Итак, подводя итога, можно сказать, что именно творчество осуществляет неосознаваемое человеком «возвращение к самому себе», т. е. к статусу органического единства с миром, возвращение человечества в шкуру Адама, а самого Адама — в рай.

6

Всевышний — слава Ему! — даёт мудрость лишь тому, кто мудр.

Гемара

Теперь — о связи этих наблюдений с современностью. Для начала зададимся вопросом: если всё сказанное истинно, то почему именно сегодня эти идеи претендуют на злободневность? Почему именно сегодня встала во весь свой рост проблема бессознательного, которая не могла оказаться кардинальной, если 6ы не была повязана с кардинальными аспектами бытия? Почему сегодня появился Фрейд, и почему не вчера, а сегодня человек, высказавший те же догадки, которые мы связываем с именем психиатра из Вены, оказался вдруг столь же популярным, как Магомет и Будда, т. е. люди, говорившие людям о самом главном? Ведь структура бытия в самом обобщенном смысле этого понятия не изменилась и измениться не может. Ведь и вчера человек мог ощущать и осознавать, что только в творчестве он способен преодолевать трагедию конца, что именно творчество является чудодейственным источником жизни. Что произошло?
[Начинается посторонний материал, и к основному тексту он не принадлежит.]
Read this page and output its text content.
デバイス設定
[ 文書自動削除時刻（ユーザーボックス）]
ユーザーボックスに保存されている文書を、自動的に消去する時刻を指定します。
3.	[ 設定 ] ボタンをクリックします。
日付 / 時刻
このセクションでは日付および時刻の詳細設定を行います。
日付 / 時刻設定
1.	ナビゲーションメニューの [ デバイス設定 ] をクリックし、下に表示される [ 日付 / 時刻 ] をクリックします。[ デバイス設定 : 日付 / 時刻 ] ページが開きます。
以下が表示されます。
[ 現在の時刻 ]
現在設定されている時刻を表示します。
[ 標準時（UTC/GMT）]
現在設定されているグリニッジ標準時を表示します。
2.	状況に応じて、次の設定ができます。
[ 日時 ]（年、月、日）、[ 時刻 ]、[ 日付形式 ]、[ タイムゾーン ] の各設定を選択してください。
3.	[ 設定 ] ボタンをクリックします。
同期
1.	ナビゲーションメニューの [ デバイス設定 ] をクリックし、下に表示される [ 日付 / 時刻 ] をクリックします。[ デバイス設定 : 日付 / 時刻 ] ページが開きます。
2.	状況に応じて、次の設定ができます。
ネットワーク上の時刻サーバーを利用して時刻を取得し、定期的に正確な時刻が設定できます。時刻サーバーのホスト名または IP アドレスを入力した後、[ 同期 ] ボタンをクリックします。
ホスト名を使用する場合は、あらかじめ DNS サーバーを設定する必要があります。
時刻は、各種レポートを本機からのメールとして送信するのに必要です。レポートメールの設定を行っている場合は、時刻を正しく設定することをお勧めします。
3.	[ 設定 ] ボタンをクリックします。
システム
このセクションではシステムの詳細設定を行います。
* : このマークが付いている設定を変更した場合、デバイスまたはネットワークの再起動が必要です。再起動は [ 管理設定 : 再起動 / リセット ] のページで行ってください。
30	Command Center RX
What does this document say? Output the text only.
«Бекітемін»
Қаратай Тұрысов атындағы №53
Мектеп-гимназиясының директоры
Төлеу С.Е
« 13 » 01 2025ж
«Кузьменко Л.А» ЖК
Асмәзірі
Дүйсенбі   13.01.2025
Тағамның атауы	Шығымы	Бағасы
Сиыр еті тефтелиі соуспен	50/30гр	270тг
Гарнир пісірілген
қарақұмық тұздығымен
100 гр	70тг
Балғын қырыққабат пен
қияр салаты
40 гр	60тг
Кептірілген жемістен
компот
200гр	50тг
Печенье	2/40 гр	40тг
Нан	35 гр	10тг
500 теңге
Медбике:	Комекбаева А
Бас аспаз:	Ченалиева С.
А произошло, и именно сегодня, нечто существенное.

Настойчивая в безудержная эскалация рационализма во всех его проявлениях, на всех направлениях и уровнях, обернулась сегодня тем «количественным скачком», который принципиально меняет картину бытия. Весь комплекс хорошо известных процессов, таких, как «массовизация» мира, всеохватная и всепроникающая секуляризация, дробление отдельных сил внутри человека, его разобщение с мирозданием, разобщение людей меж собой (нравственно-духовное, политическое, экономически-практическое), рационалистическая — а по существу и по конечному выражению — уродливо абсурдная формализация человеческих инстинктов, обернувшаяся хотя бы безотчетным совершенствованием и увеличением средств самоубиения, — весь этот грузный и грозный конгломерат явлений, уходящих корнями в фетишизированный рационализм, повис уже тяжелой гирей на шестернях механизма, балансирующего человеческое бытие с его сознанием. Мехзанизм этот словно бы уже износился, и признаки тому — самые разнообразные. Это, с одной стороны, социальная депрессия и безынициативность человека в ожидании апокалипсиса, а с другой — суматошно-хаотического метания в отчаянных и бесконечных попытках спастись посредством всевозможных революций (экономических, политических, моральных, «революций сознания», расовых, классовых битв, конфронтаций полов, возрастов и пр.). Все подобное, быть может, и не ново, но ясно, что предельная интенсификация даже самых традиционных процессов не может не вызвать известных сдвигов в общей структуре бытия. Гомоцентризм, эта давнишняя «детская болезнь» общества, обрел уродливейше-гипертрофированные формы, выражаясь уже во всестороннем распадении и разобщении единого, распадении, начавшегося с той самой минуты, когда человек обособился не только от мира, созданного не им, но также и от мира сугубо человеческого, от «авторизованного» им мира. Одним словом, мощное ускорение и нагнетание привычных процессов и перемен привело в тому, чему «естественники» дали имя «сильной необратимости времени». Это последнее понятие выражает «отличие позже от раньше, вошедшее в теперь, ставшее внутренним определением теперь и устранившее таким образом фундаментальную апорию бытия: прошлое уже не существует, будущее еще не существует, настоящее — нулевая грань между тем и другим, ничто между ничто и ничто.